Milliardenkosten für den Bund. Aber auch für den Bund hätte das Pleiteszenario unangenehme Folgen. Denn erstens würden dann ja sämtliche Verbindlichkeiten des Landes von einem Schuldenschnitt betroffen sein. Und von den drei Milliarden Euro, die Kärnten derzeit an Krediten offen hat, ist ein beträchtlicher Teil über die Bundesfinanzierungsagentur aufgenommen worden. Und zweitens sind auch rechtliche Schritte Kärntens gegen den Bund zu erwarten: Da ein beträchtlicher Teil des Schadens durch die Untätigkeit der jeweiligen Finanzminister nach der Notverstaatlichung passiert ist, könnte das Land Schadenersatz geltend machen.

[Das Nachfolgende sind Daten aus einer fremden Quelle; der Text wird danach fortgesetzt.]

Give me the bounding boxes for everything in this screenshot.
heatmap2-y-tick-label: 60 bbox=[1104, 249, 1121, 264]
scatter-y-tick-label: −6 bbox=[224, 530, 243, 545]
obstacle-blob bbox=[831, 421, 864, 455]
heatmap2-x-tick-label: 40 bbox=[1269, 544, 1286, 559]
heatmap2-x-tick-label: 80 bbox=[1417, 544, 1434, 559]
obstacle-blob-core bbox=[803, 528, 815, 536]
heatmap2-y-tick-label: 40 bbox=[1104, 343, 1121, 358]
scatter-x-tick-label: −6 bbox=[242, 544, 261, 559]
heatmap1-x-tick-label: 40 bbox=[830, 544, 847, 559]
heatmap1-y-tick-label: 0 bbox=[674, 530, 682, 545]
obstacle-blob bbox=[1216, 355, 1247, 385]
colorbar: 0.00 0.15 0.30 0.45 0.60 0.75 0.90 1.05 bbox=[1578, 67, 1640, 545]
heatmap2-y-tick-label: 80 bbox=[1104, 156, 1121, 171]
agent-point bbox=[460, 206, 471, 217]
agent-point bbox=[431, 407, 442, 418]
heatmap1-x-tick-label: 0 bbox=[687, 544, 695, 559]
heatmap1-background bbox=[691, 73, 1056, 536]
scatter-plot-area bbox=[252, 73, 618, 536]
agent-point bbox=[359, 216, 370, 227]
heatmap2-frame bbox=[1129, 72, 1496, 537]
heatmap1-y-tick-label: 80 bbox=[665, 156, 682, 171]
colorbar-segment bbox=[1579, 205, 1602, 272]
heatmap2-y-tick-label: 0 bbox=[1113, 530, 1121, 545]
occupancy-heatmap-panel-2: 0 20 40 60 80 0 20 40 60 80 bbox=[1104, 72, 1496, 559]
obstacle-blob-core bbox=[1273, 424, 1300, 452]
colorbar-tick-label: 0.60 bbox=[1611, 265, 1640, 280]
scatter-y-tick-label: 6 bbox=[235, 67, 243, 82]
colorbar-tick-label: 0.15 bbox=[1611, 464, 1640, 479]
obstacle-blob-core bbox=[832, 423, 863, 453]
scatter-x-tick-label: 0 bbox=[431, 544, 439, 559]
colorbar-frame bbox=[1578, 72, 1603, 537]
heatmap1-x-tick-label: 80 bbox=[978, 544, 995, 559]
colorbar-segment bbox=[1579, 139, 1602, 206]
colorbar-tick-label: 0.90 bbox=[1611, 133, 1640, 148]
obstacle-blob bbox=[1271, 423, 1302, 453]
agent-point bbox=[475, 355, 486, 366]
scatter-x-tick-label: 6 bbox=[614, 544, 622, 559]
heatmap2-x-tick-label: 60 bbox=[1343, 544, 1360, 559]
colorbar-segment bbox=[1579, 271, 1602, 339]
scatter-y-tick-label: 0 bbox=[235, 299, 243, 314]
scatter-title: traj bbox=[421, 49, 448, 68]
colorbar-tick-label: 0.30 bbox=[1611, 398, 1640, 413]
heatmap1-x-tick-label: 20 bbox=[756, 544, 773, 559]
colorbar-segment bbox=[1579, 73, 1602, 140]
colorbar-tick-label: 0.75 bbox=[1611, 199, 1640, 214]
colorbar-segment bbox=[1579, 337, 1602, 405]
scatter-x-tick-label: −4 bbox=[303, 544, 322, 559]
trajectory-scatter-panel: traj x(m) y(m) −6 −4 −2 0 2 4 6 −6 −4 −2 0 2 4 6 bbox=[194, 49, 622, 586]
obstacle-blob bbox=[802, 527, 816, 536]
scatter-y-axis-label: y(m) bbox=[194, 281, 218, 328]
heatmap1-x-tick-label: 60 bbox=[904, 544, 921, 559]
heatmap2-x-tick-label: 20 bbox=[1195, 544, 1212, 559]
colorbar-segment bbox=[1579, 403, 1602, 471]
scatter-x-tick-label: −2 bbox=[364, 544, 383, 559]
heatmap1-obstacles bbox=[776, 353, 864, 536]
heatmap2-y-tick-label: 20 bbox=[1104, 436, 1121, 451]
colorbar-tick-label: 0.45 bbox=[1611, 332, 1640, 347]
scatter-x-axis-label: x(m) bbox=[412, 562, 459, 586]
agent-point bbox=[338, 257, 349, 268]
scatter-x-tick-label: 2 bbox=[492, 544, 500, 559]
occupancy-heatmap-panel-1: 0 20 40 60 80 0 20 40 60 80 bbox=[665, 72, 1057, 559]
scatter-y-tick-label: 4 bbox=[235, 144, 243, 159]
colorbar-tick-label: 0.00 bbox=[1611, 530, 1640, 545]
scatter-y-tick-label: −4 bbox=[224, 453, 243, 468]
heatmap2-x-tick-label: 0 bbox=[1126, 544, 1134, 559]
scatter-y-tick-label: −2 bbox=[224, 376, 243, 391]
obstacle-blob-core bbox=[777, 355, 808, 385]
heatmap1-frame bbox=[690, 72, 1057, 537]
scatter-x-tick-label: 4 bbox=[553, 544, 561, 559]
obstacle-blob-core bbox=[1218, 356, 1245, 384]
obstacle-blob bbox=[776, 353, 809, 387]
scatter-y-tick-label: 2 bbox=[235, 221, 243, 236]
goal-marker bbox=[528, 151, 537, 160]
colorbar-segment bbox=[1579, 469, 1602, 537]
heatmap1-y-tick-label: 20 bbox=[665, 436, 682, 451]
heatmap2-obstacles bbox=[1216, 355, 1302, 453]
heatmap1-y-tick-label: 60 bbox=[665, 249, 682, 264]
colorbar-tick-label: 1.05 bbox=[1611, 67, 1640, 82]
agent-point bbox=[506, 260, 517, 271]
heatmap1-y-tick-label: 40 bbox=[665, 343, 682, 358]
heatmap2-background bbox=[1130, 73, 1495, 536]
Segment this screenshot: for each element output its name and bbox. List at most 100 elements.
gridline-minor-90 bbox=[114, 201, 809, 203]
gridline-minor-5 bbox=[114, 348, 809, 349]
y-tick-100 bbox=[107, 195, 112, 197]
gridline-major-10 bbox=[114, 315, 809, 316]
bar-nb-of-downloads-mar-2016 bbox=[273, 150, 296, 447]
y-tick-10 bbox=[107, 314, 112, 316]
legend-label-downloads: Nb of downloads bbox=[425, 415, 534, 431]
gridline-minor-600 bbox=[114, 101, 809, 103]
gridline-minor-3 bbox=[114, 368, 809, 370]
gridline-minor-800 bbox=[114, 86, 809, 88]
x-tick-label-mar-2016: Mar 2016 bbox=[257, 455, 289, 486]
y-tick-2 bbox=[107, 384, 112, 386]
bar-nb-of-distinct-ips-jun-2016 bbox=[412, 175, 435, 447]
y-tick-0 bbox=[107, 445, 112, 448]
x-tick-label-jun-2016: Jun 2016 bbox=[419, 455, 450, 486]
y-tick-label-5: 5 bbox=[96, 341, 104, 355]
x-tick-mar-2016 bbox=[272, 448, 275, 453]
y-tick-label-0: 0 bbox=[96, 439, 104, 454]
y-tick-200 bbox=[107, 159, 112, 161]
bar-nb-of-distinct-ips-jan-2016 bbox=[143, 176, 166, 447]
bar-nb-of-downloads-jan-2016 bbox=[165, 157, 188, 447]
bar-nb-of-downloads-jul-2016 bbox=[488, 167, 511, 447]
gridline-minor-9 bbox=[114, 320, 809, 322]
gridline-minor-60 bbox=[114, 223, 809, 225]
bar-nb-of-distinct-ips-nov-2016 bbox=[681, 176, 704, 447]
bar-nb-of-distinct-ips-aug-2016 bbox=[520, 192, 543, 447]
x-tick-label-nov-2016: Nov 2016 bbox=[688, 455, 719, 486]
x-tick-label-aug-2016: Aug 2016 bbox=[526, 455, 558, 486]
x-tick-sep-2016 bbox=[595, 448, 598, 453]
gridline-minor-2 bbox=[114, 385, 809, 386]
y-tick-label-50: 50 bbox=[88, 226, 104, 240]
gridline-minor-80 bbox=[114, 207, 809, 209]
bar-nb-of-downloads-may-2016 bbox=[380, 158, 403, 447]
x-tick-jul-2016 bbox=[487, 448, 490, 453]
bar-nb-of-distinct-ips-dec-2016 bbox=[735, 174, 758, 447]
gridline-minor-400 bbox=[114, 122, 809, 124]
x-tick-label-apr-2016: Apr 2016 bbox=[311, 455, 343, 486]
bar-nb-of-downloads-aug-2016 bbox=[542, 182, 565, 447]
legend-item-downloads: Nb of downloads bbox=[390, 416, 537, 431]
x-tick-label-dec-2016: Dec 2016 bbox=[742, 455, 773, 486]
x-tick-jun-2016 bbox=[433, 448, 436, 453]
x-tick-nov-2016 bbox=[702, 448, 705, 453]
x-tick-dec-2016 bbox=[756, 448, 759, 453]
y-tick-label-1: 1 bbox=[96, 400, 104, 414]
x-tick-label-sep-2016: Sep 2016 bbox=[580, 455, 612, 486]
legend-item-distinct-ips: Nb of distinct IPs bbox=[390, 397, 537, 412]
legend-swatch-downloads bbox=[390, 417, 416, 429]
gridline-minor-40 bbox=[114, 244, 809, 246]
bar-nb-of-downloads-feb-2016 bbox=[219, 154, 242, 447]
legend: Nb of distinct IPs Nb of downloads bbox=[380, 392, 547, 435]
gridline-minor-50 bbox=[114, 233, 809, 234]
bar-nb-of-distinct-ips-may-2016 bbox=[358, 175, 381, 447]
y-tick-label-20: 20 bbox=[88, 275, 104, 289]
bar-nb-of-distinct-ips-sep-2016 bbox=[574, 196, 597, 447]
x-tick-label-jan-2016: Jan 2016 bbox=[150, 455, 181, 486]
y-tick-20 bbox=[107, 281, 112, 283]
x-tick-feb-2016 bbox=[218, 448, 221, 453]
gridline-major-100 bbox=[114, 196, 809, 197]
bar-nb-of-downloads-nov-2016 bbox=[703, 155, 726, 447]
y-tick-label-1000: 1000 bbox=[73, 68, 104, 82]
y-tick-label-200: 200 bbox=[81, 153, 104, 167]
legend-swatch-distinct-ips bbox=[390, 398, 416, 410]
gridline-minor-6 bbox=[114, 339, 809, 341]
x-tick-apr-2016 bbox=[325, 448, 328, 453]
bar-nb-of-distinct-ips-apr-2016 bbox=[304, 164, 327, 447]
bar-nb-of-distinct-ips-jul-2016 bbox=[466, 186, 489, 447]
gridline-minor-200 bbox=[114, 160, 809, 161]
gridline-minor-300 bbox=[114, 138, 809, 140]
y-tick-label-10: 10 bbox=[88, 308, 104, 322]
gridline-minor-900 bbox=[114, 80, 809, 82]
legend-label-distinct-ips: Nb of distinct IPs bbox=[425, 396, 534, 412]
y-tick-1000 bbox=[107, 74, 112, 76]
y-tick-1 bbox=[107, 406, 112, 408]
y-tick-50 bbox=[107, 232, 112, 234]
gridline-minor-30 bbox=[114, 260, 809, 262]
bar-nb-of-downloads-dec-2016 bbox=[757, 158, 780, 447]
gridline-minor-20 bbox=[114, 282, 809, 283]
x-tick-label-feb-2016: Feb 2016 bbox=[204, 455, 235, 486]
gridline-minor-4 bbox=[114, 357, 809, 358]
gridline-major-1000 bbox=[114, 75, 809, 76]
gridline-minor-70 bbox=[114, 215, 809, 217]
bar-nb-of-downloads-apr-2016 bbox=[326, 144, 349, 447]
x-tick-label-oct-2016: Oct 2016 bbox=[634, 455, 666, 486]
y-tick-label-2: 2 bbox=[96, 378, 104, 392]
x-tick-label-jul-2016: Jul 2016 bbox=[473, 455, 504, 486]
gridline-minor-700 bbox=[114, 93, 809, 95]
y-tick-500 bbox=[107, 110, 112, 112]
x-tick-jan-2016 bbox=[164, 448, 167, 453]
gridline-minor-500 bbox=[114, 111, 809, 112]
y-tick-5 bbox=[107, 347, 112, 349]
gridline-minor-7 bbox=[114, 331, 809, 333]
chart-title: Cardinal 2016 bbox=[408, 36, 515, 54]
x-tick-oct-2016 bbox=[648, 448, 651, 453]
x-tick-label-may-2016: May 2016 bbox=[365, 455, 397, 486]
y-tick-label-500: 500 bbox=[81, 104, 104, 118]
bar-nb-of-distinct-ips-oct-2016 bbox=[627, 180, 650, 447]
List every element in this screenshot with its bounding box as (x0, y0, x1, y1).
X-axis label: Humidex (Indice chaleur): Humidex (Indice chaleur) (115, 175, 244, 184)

Kärnten hat jedenfalls schon am Wochenende einen Krisenstab eingesetzt, der sich mit den Folgen der Nicht-Annahme des Angebots beschäftigt. Und auch in den anderen Bundesländern macht sich Nervosität breit. Da damit zu rechnen ist, dass sich die Länder und ihre Hypos im Falle einer Pleite Kärntens am freien Markt nicht mehr finanzieren werden können, haben schon mehrere Landeshauptleute gefordert, der Finanzminister möge rasch eine Lösung mit den Gläubigern finden.

Schelling und der Kärntner Landesspitze wird wohl nichts anderes übrig bleiben, als jetzt jene Verhandlungen mit den Gläubigern aufzunehmen, die man in den vergangenen Monaten tunlichst vermeiden wollte. Das wird vermutlich parallel zu den ersten gerichtlichen Auseinandersetzungen stattfinden und von entsprechendem Theaterdonner begleitet sein. Der Poker um das Angebot an die Gläubiger ist am Freitag beendet worden. Die nächste Pokerrunde kann beginnen.